Igrzyska Paryż 2024 były dla polskich kibiców średnio udane. Jeśli jednak spojrzymy na samych kibiców siatkówki, to ci mieli sporo powodów do zadowolenia – polscy siatkarze zdobyli srebrny medal, natomiast siatkarki dotarły do ćwierćfinału, w którym uległy USA 0:3. Amerykanki później trafiły do finału, gdzie zmierzyły się z Włoszkami, lecz tam już wygrać nie zdołały i poniosły wysoką porażkę 0:3. Jak się okazało, po ceremonii zamknięcia igrzysk olimpijskich Paryż 2024 dwie zawodniczki reprezentacji USA, Jordan Larson oraz Micha Hancock, poważnie ucierpiały w drodze powrotnej do hotelu.
Panie postanowiły udać się na miasto, by świętować zdobycie srebrnego medalu (finał odbył się w dzień ceremonii zamknięcia igrzysk olimpijskich), jednak gdy wracały do hotelu, kierowca Ubera uderzył w słup! Jordan Larson ucierpiała w tym zdarzeniu znacznie mniej, bowiem skończyło się u niej na dużym siniaku w okolicy oka. Dużo gorzej wygląda Hancock – na zdjęciu udostępnionym w sieci widać, że jedno oko ma całkiem opuchnięte i jest ono zamknięte, a z dolnej powieki leci jej krew.
Zawodniczka na swoim profilu na Instagramie zwróciła się do fanów z ważnym apelem. – Miałam wypadek samochodowy po zakończeniu igrzysk w Paryżu.
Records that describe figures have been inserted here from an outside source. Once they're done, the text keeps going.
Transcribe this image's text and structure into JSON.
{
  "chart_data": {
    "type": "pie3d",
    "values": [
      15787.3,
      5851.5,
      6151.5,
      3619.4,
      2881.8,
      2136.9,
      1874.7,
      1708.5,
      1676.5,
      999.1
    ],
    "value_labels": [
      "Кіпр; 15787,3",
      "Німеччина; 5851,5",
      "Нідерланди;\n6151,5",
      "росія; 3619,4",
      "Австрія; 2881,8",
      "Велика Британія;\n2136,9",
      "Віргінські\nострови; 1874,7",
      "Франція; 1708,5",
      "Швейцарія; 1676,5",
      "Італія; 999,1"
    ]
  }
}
Po nocy spędzonej z zespołem kierowca Ubera w drodze do hotelu uderzył w słup. Na szczęście Jordan Larson była ze mną i zaopiekowała się mną. Wszystko działo się bardzo szybko. Ludzie, dbajcie o siebie i swoich bliskich. Zapinajcie pasy. Zdecydowanie cieszę się, że wyszłam z tego żywa – napisała Hancock. Choć wygląda to bardzo poważnie, Hancock zapewnia, że będzie w stanie wrócić do pełnej sprawności już za miesiąc.